O livro é escrito na forma de cartas de uma mulher para seu irmão no outro lado do globo. A narradora, depois de muitos anos fora, retorna a casa em Manaus se depara com a decadência familiar. "Relatos de um certo Oriente" é um livro onde a memória é o recurso mais importante, e o presente e o passado se confundem. A narrativa é lenta, mas cheia de estórias, como a de Soraya Ângela, menina deficiente que morreu de forma brutal antes da partida dos irmãos, ou a de Emir, irmão suicida de Emilie, ou a de do fotógrafo Dorner, e entre muitas outras.
"Estavas ausente naquela manhã. Emilie te levara ao mercado, os tios dormiam e Samara Délia madrugava na Parisiense com vovô. Tudo aconteceu de uma forma rápida e inesperada, como se o golpe fulminante da fatalidade perseguisse o corpo de Soraya Ângela" (HATOUM, 2004, p.15)

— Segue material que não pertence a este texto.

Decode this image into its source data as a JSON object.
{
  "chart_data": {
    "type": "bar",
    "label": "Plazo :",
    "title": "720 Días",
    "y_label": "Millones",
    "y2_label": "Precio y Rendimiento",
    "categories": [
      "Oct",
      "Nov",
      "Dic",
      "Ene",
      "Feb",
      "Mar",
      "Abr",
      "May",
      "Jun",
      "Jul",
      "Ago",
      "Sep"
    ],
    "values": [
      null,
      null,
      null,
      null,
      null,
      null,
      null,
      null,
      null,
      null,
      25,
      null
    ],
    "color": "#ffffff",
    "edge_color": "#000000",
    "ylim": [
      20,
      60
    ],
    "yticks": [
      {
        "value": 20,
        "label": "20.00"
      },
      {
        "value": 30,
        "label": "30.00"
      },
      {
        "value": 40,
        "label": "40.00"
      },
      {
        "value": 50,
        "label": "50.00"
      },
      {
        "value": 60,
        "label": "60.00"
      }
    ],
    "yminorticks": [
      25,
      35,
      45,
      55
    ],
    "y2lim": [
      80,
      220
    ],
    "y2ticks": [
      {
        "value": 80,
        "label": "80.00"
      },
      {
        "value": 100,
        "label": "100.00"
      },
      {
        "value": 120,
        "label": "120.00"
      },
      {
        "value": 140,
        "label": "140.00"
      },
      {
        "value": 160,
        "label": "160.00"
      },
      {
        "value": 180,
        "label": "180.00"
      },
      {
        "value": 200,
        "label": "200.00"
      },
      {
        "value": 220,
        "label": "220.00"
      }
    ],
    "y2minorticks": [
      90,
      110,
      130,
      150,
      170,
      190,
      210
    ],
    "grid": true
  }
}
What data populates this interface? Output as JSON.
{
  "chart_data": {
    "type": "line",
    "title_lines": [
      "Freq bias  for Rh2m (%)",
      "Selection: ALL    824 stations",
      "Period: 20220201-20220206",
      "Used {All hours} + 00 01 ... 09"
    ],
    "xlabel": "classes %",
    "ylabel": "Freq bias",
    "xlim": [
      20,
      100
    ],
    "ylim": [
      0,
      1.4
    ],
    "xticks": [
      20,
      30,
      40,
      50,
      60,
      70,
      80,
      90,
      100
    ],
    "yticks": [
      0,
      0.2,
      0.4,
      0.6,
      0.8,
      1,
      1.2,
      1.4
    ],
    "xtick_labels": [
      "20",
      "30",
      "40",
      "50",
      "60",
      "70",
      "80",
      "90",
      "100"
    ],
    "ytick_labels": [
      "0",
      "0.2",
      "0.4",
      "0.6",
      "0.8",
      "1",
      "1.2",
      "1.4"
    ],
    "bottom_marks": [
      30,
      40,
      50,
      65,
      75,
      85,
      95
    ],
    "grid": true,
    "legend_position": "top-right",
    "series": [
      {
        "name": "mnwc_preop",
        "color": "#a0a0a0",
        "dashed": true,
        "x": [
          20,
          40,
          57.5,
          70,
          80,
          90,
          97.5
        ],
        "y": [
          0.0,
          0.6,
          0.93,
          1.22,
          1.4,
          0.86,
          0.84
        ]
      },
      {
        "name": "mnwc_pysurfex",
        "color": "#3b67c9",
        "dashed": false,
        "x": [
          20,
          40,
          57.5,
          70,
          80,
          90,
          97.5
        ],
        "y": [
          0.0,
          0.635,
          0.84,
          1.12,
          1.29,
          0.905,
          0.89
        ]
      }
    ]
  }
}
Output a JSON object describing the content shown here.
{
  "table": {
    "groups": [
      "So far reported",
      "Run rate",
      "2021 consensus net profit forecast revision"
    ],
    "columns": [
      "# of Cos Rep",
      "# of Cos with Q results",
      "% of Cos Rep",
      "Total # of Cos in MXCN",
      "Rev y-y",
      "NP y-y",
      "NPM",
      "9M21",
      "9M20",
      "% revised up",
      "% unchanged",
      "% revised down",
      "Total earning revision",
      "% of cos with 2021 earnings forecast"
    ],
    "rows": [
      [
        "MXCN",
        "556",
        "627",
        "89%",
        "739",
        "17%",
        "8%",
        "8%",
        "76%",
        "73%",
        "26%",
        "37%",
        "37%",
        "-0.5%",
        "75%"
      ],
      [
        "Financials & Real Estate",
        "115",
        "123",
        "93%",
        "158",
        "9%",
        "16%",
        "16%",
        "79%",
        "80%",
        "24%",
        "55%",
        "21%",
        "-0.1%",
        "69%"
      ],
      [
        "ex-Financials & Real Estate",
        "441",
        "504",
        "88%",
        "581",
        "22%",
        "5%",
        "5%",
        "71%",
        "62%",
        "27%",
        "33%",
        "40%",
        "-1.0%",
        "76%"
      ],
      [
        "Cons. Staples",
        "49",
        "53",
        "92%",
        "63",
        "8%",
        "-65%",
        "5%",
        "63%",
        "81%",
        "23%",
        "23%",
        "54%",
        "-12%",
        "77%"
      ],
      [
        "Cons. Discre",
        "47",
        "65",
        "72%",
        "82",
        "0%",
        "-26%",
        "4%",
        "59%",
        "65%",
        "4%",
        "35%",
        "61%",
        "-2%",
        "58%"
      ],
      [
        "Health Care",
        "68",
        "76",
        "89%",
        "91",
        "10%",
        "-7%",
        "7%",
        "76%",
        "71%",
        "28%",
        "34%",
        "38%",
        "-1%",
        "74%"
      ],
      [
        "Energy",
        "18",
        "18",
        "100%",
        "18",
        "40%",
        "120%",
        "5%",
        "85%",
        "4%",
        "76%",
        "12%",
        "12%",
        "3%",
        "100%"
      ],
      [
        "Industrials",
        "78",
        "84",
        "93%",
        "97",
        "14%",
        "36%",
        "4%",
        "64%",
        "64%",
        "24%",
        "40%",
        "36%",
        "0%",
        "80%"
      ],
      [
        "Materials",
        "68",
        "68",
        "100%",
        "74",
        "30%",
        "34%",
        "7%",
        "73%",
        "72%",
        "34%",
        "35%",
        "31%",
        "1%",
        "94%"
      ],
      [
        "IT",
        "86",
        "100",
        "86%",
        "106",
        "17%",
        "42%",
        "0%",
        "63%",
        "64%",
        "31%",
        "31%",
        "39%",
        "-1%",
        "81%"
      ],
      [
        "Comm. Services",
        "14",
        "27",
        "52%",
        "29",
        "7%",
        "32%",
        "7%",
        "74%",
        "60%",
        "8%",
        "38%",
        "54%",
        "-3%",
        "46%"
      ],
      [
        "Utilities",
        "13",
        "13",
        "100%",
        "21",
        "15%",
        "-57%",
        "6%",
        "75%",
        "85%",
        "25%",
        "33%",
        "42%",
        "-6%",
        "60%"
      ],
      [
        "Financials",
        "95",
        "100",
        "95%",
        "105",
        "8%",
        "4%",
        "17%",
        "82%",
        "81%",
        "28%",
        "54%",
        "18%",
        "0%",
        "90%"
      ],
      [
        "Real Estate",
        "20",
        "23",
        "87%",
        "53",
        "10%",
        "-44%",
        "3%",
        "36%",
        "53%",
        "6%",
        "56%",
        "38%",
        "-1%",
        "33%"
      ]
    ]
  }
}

A riqueza de personagens no livro é tamanha, que deve-se ler com muito cuidado, prestando atenção nos muitos detalhes da personalidade de cada um, que compõe o quebra-cabeça da memória da narradora, que descreve tudo como uma perfeita observadora. O fato de haverem muitas personagens e relativamente poucas páginas (166 na edição convencional), a riqueza da descrição da personalidade individual é perceptível em todos os personagens.
Outro ponto importante de se perceber na obra é a sociedade híbrida presente nela, que se compõe de escravos (mesmo após a abolição da escravatura), libaneses, índios, amazonenses e demais estrangeiros, e alguns comportamentos sociais que variam do comum ao bestial. Ler "Relatos de um certo Oriente" pode ser ler um romance instigante ao mesmo tempo de ler um tratado sobre o comportamento social e psicológico dos habitantes do Amazonas.
O livro supra citado de Milton Hatoum possui tudo que pode se desejar de um livro, principalmente ao tratar-se da coerência e dos conflitos familiares. Um dos melhores livros escritos no Brasil nos últimos anos, que está destinado a pertencer ao cânone da literatura universal.
Nota do Elaphar: 9,6
Edição Lida:
HATOUM, Milton. Relatos de um certo Oriente. 2ª Ed. São Paulo: Companhia das Letras, 2004, 166p.